I'm writing a PCRE regular expression for the purpose of 'minifying' other PCRE regular expressions written in free-spacing and comments mode (/x
flag), such as:
# Match a 20th or 21st century date in yyyy-mm-dd format
(19|20)\d\d # year (group 1)
[- /.] # separator - dash, space, slash or period
(0[1-9]|1[012]) # month (group 2)
[- /.] # separator - dash, space, slash or period
(0[1-9]|[12][0-9]|3[01]) # day (group 3)
Note: I've intentionally omitted any regular expression delimiters and x
flag
The result of 'minifying' the above expression should be that all literal whitespace characters (including new lines) and comments are removed, except literal spaces within a character class (e.g. [- /.]
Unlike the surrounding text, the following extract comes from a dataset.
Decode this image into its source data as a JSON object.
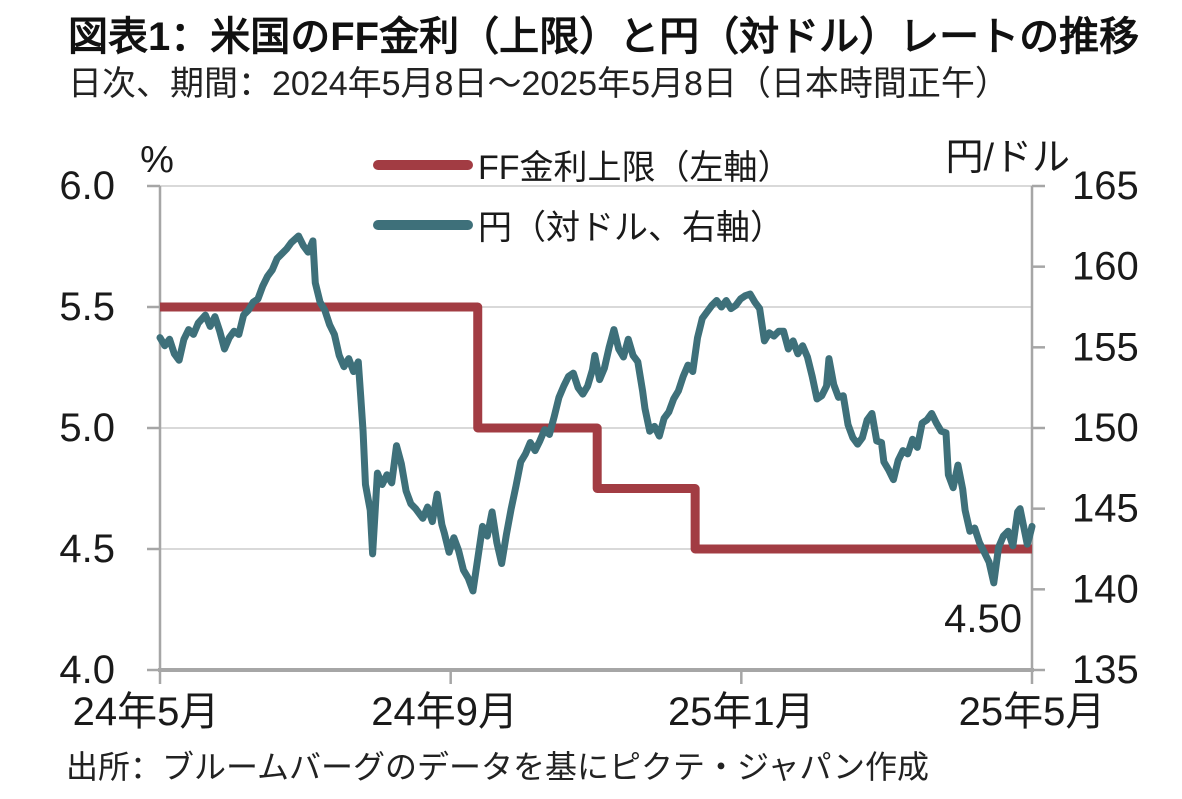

) and escape whitespace characters (e.g. \
):
(19|20)\d\d[- /.](0[1-9]|1[012])[- /.](0[1-9]|[12][0-9]|3[01])
This is the regular expression I have so far, itself written in free-spacing and comments mode (https://regex101.com/r/RHnyWw/2/):
(?<!\\)\s # Match any non-escaped whitespace character
|
(?<!\\)\#.*\s*$ # Match comments (any text following non-escaped #)
Assuming I substitute all matches with empty string, the result is:
(19|20)\d\d[-/.](0[1-9]|1[012])[-/.](0[1-9]|[12][0-9]|3[01])
This is close, except that the space characters with the separator [- /.]
parts of the pattern have lost the literal space.
How can I change this pattern so that literal space (and #
) characters with [
and ]
are preserved?